Yalakalık Kültürü
Bir makama layıkıyla gelmiş kişinin yalakalara ve yalakalığa ne ihtiyacı ne de tahammülü olur.
Tdk Sözlüğü "Yalaka"yı; "1. Dalkavuk 2. Arsız, sırnaşık" olarak tarif ediyor.
Bilgiye ve yeteneğe değer vermeyen az gelişmiş toplumlara özgü bir kültürün ürünü olan yalakalara toplumun çeşitli katmanları arasında rastlamak her zaman mümkün olsa da en çok görüldükleri yerler siyaset sahnesi ve kamu sektörü / bürokrasidir.
Özel sektörde yalaka olmaz mı? Olur tabii ki, fakat burada kamudaki kadar bol görülmezler. Meslek olarak ellerinden yalakalıktan başka bir şey gelmeyen bu kişilere özel sektör patronları pek rağbet etmez.
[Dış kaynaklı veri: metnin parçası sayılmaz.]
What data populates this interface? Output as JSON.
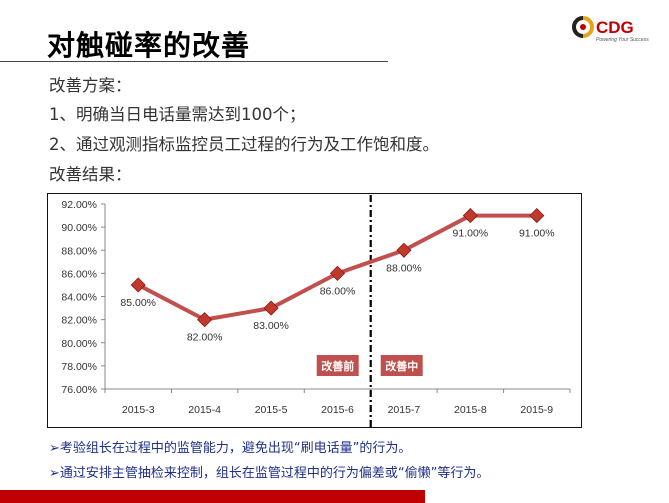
{
  "header": {
    "title": "对触碰率的改善"
  },
  "logo": {
    "text": "CDG",
    "tagline": "Powering Your Success"
  },
  "content": {
    "plan_heading": "改善方案：",
    "plan_items": [
      "1、明确当日电话量需达到100个；",
      "2、通过观测指标监控员工过程的行为及工作饱和度。"
    ],
    "result_heading": "改善结果："
  },
  "chart_data": {
    "type": "line",
    "categories": [
      "2015-3",
      "2015-4",
      "2015-5",
      "2015-6",
      "2015-7",
      "2015-8",
      "2015-9"
    ],
    "series": [
      {
        "values": [
          85,
          82,
          83,
          86,
          88,
          91,
          91
        ]
      }
    ],
    "data_labels": [
      "85.00%",
      "82.00%",
      "83.00%",
      "86.00%",
      "88.00%",
      "91.00%",
      "91.00%"
    ],
    "ylim": [
      76,
      92
    ],
    "yticks": [
      "76.00%",
      "78.00%",
      "80.00%",
      "82.00%",
      "84.00%",
      "86.00%",
      "88.00%",
      "90.00%",
      "92.00%"
    ],
    "grid": false,
    "divider_after_category": "2015-6",
    "annotations": [
      {
        "text": "改善前"
      },
      {
        "text": "改善中"
      }
    ],
    "colors": {
      "line": "#c0504d",
      "marker": "#c0392b",
      "annotation_bg": "#c0504d"
    }
  },
  "notes": [
    "➢考验组长在过程中的监管能力，避免出现“刷电话量”的行为。",
    "➢通过安排主管抽检来控制，组长在监管过程中的行为偏差或“偷懒”等行为。"
  ]
}
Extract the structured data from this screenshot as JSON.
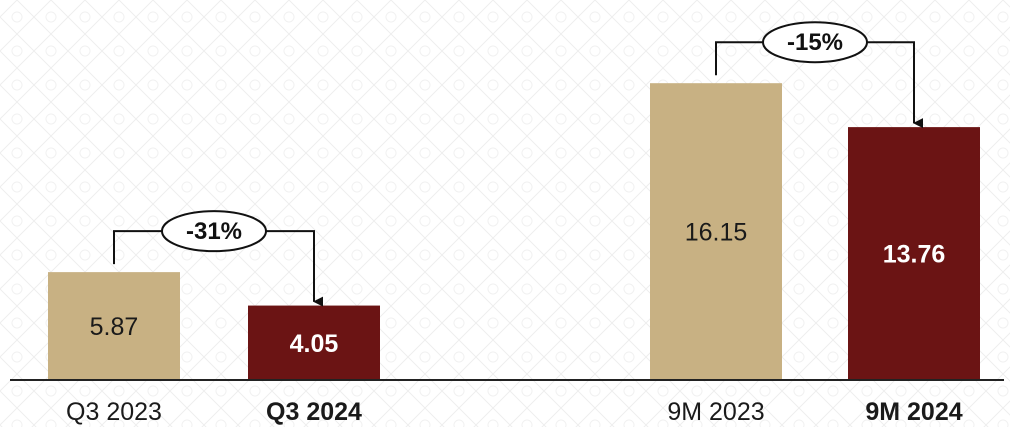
{
  "chart_data": {
    "type": "bar",
    "categories": [
      "Q3 2023",
      "Q3 2024",
      "9M 2023",
      "9M 2024"
    ],
    "values": [
      5.87,
      4.05,
      16.15,
      13.76
    ],
    "value_labels": [
      "5.87",
      "4.05",
      "16.15",
      "13.76"
    ],
    "emphasized": [
      false,
      true,
      false,
      true
    ],
    "bar_colors": [
      "#c8b183",
      "#6b1414",
      "#c8b183",
      "#6b1414"
    ],
    "value_label_colors": [
      "#1a1a1a",
      "#ffffff",
      "#1a1a1a",
      "#ffffff"
    ],
    "ylim": [
      0,
      18.5
    ],
    "grid": false,
    "changes": [
      {
        "from": "Q3 2023",
        "to": "Q3 2024",
        "label": "-31%"
      },
      {
        "from": "9M 2023",
        "to": "9M 2024",
        "label": "-15%"
      }
    ]
  }
}
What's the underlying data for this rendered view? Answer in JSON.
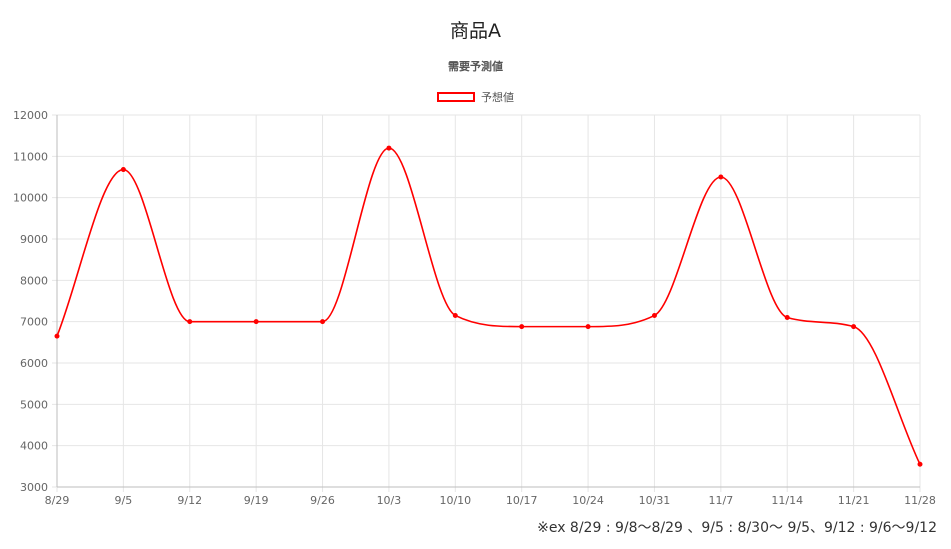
{
  "chart_data": {
    "type": "line",
    "title": "商品A",
    "subtitle": "需要予測値",
    "legend": "top-center",
    "categories": [
      "8/29",
      "9/5",
      "9/12",
      "9/19",
      "9/26",
      "10/3",
      "10/10",
      "10/17",
      "10/24",
      "10/31",
      "11/7",
      "11/14",
      "11/21",
      "11/28"
    ],
    "series": [
      {
        "name": "予想値",
        "color": "#ff0000",
        "values": [
          6650,
          10680,
          7000,
          7000,
          7000,
          11200,
          7150,
          6880,
          6880,
          7150,
          10500,
          7100,
          6880,
          3550
        ]
      }
    ],
    "ylim": [
      3000,
      12000
    ],
    "yticks": [
      3000,
      4000,
      5000,
      6000,
      7000,
      8000,
      9000,
      10000,
      11000,
      12000
    ],
    "grid": true,
    "footnote": "※ex 8/29 : 9/8～8/29 、9/5 : 8/30～ 9/5、9/12 : 9/6～9/12"
  }
}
Adam dünya kadar yatırım yapmış, işletme kurmuş, üretime hiçbir katkısı bulunmayan, yalamaktan başka bir iş yapmayı beceremeyen adamı ne yapsın?
Kamuda öyle mi? Baba, dayı, parti ya da tarikat marifetiyle bir makamı işgal etmiş olan kişiler, emirlerinde, yakınlarında kendilerini pohpohlayan, yalayan tipleri görmek ister. O kişinin kuruma bir faydası varmış yokmuş onları hiç ilgilendirmez. Devlet babalarının malı değil ki bunu kafalarına taksınlar. Hem her yalakanın, her kaytarıcının yapması gereken işlerini sırtına yüklediği bir eşek(!) mutlaka bulunur kamu kurum ve kuruluşlarında.
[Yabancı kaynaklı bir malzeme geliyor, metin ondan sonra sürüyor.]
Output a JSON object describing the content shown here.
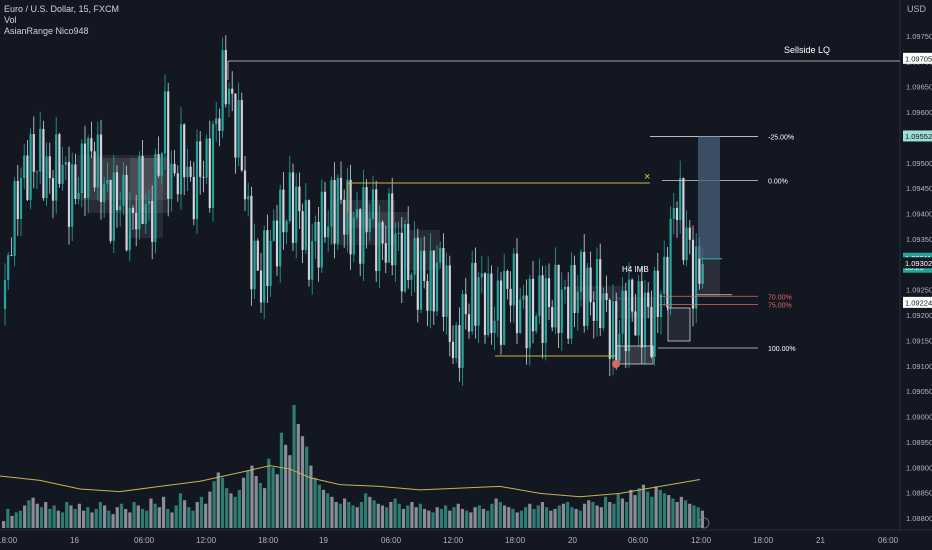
{
  "header": {
    "symbol": "Euro / U.S. Dollar, 15, FXCM",
    "indicator_vol": "Vol",
    "indicator_custom": "AsianRange Nico948",
    "currency": "USD"
  },
  "colors": {
    "background": "#131722",
    "up": "#26a69a",
    "down": "#d1d4dc",
    "axis_text": "#b2b5be",
    "volume_up": "#2e7d74",
    "volume_down": "#8a8d96",
    "volume_ma": "#c8b44f",
    "fib": "#d1d4dc",
    "fib_red": "#e06666",
    "highlight_line": "#c8b44f",
    "tp_box": "#4a6078"
  },
  "chart_data": {
    "type": "candlestick",
    "price_axis": {
      "ylim": [
        1.0879,
        1.0977
      ],
      "ticks": [
        "1.09750",
        "1.09700",
        "1.09650",
        "1.09600",
        "1.09550",
        "1.09500",
        "1.09450",
        "1.09400",
        "1.09350",
        "1.09300",
        "1.09250",
        "1.09200",
        "1.09150",
        "1.09100",
        "1.09050",
        "1.09000",
        "1.08950",
        "1.08900",
        "1.08850",
        "1.08800"
      ],
      "tick_values": [
        1.0975,
        1.097,
        1.0965,
        1.096,
        1.0955,
        1.095,
        1.0945,
        1.094,
        1.0935,
        1.093,
        1.0925,
        1.092,
        1.0915,
        1.091,
        1.0905,
        1.09,
        1.0895,
        1.089,
        1.0885,
        1.088
      ],
      "labels": [
        {
          "text": "1.09705",
          "value": 1.09705,
          "style": "white"
        },
        {
          "text": "1.09552",
          "value": 1.09552,
          "style": "teal"
        },
        {
          "text": "1.09311",
          "sub": "03:25",
          "value": 1.09311,
          "style": "green"
        },
        {
          "text": "1.09302",
          "value": 1.09302,
          "style": "dark"
        },
        {
          "text": "1.09224",
          "value": 1.09224,
          "style": "white"
        }
      ]
    },
    "time_axis": {
      "ticks": [
        "18:00",
        "16",
        "06:00",
        "12:00",
        "18:00",
        "19",
        "06:00",
        "12:00",
        "18:00",
        "20",
        "06:00",
        "12:00",
        "18:00",
        "21",
        "06:00"
      ]
    },
    "close_path": [
      [
        0,
        1.0912
      ],
      [
        10,
        1.0935
      ],
      [
        20,
        1.0946
      ],
      [
        30,
        1.095
      ],
      [
        40,
        1.0951
      ],
      [
        50,
        1.0946
      ],
      [
        60,
        1.0951
      ],
      [
        70,
        1.0943
      ],
      [
        80,
        1.0947
      ],
      [
        90,
        1.0952
      ],
      [
        100,
        1.0948
      ],
      [
        110,
        1.0941
      ],
      [
        120,
        1.0944
      ],
      [
        130,
        1.0937
      ],
      [
        140,
        1.0945
      ],
      [
        150,
        1.0938
      ],
      [
        160,
        1.0952
      ],
      [
        165,
        1.0958
      ],
      [
        170,
        1.0945
      ],
      [
        180,
        1.095
      ],
      [
        185,
        1.0953
      ],
      [
        190,
        1.0943
      ],
      [
        200,
        1.095
      ],
      [
        210,
        1.0948
      ],
      [
        215,
        1.0957
      ],
      [
        220,
        1.0962
      ],
      [
        225,
        1.0968
      ],
      [
        232,
        1.096
      ],
      [
        240,
        1.0955
      ],
      [
        245,
        1.0945
      ],
      [
        250,
        1.0933
      ],
      [
        260,
        1.0927
      ],
      [
        270,
        1.0933
      ],
      [
        280,
        1.0938
      ],
      [
        290,
        1.0942
      ],
      [
        300,
        1.094
      ],
      [
        310,
        1.0932
      ],
      [
        320,
        1.0937
      ],
      [
        330,
        1.094
      ],
      [
        340,
        1.0943
      ],
      [
        350,
        1.0938
      ],
      [
        360,
        1.0937
      ],
      [
        370,
        1.0941
      ],
      [
        380,
        1.0933
      ],
      [
        390,
        1.0937
      ],
      [
        400,
        1.0932
      ],
      [
        410,
        1.093
      ],
      [
        420,
        1.0928
      ],
      [
        430,
        1.0925
      ],
      [
        440,
        1.093
      ],
      [
        445,
        1.0925
      ],
      [
        450,
        1.0918
      ],
      [
        455,
        1.091
      ],
      [
        460,
        1.0918
      ],
      [
        470,
        1.0922
      ],
      [
        480,
        1.0926
      ],
      [
        490,
        1.092
      ],
      [
        500,
        1.0921
      ],
      [
        510,
        1.0927
      ],
      [
        520,
        1.0921
      ],
      [
        530,
        1.092
      ],
      [
        540,
        1.0922
      ],
      [
        550,
        1.0922
      ],
      [
        560,
        1.0923
      ],
      [
        570,
        1.0922
      ],
      [
        580,
        1.0927
      ],
      [
        590,
        1.0923
      ],
      [
        600,
        1.0924
      ],
      [
        610,
        1.0918
      ],
      [
        615,
        1.0914
      ],
      [
        620,
        1.0918
      ],
      [
        630,
        1.0922
      ],
      [
        640,
        1.0919
      ],
      [
        645,
        1.0922
      ],
      [
        650,
        1.0917
      ],
      [
        655,
        1.0922
      ],
      [
        660,
        1.0925
      ],
      [
        665,
        1.0926
      ],
      [
        670,
        1.0932
      ],
      [
        675,
        1.0945
      ],
      [
        680,
        1.094
      ],
      [
        685,
        1.0936
      ],
      [
        690,
        1.0932
      ],
      [
        695,
        1.0925
      ],
      [
        700,
        1.0931
      ],
      [
        703,
        1.0931
      ]
    ],
    "volume": {
      "ylim": [
        0,
        150
      ],
      "bars": [
        8,
        22,
        14,
        18,
        20,
        26,
        32,
        35,
        28,
        24,
        30,
        22,
        26,
        20,
        18,
        30,
        26,
        22,
        28,
        20,
        24,
        18,
        22,
        30,
        26,
        20,
        16,
        24,
        28,
        22,
        18,
        30,
        26,
        22,
        20,
        34,
        28,
        24,
        36,
        22,
        18,
        26,
        40,
        32,
        24,
        20,
        30,
        36,
        28,
        42,
        54,
        64,
        58,
        46,
        40,
        36,
        44,
        58,
        66,
        72,
        60,
        52,
        46,
        80,
        70,
        62,
        110,
        96,
        84,
        142,
        120,
        106,
        94,
        72,
        58,
        50,
        44,
        40,
        36,
        30,
        28,
        34,
        30,
        26,
        24,
        30,
        40,
        36,
        32,
        28,
        26,
        24,
        30,
        34,
        28,
        22,
        26,
        30,
        24,
        28,
        22,
        20,
        18,
        24,
        22,
        26,
        20,
        24,
        28,
        22,
        20,
        18,
        24,
        26,
        22,
        20,
        28,
        34,
        30,
        26,
        24,
        22,
        18,
        20,
        24,
        28,
        22,
        26,
        30,
        24,
        20,
        22,
        26,
        28,
        30,
        24,
        22,
        20,
        28,
        32,
        30,
        26,
        24,
        36,
        30,
        28,
        40,
        34,
        30,
        44,
        38,
        46,
        50,
        42,
        36,
        48,
        44,
        40,
        38,
        34,
        30,
        36,
        32,
        28,
        26,
        24,
        20
      ],
      "ma": [
        [
          0,
          60
        ],
        [
          40,
          55
        ],
        [
          80,
          45
        ],
        [
          120,
          42
        ],
        [
          160,
          48
        ],
        [
          200,
          54
        ],
        [
          240,
          64
        ],
        [
          270,
          72
        ],
        [
          290,
          68
        ],
        [
          310,
          58
        ],
        [
          340,
          50
        ],
        [
          380,
          48
        ],
        [
          420,
          44
        ],
        [
          460,
          46
        ],
        [
          500,
          48
        ],
        [
          540,
          40
        ],
        [
          580,
          36
        ],
        [
          620,
          40
        ],
        [
          660,
          48
        ],
        [
          700,
          56
        ]
      ]
    },
    "annotations": {
      "sellside": "Sellside LQ",
      "h4": "H4 IMB",
      "x_mark": "×",
      "fib_labels": [
        "-25.00%",
        "0.00%",
        "70.00%",
        "75.00%",
        "100.00%"
      ],
      "fib_values": [
        1.09552,
        1.09465,
        1.09237,
        1.09221,
        1.09135
      ]
    }
  }
}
Kimbilir kendileri de kimlere yalakalık yaparak geldikleri makamları işgal edenler o makama oturabilmek için birilerinin bir yerlerini yalamış olmaktan içten içe utanırlar belki de, kendileri koltuk sahibi olduklarında o günlerinin acısını çıkarmak isterler böylece.
İçten içe oturdukları makama layık olmadıklarının, orayı dolduramadıklarının, doldurmaya yetecek bilgiye, birikime, donanıma sahip olmadıklarının fena halde farkındadırlar. Çevrelerine doldurdukları yalakaların kendilerini pohpohlamaları sayesinde kendilerini değerliymiş gibi hissetmeye çalışırlar. Gördükleri yalakalağın dozajına bağlı olarak zamanla gerçekten böyle hissedenler bile çıkabilir.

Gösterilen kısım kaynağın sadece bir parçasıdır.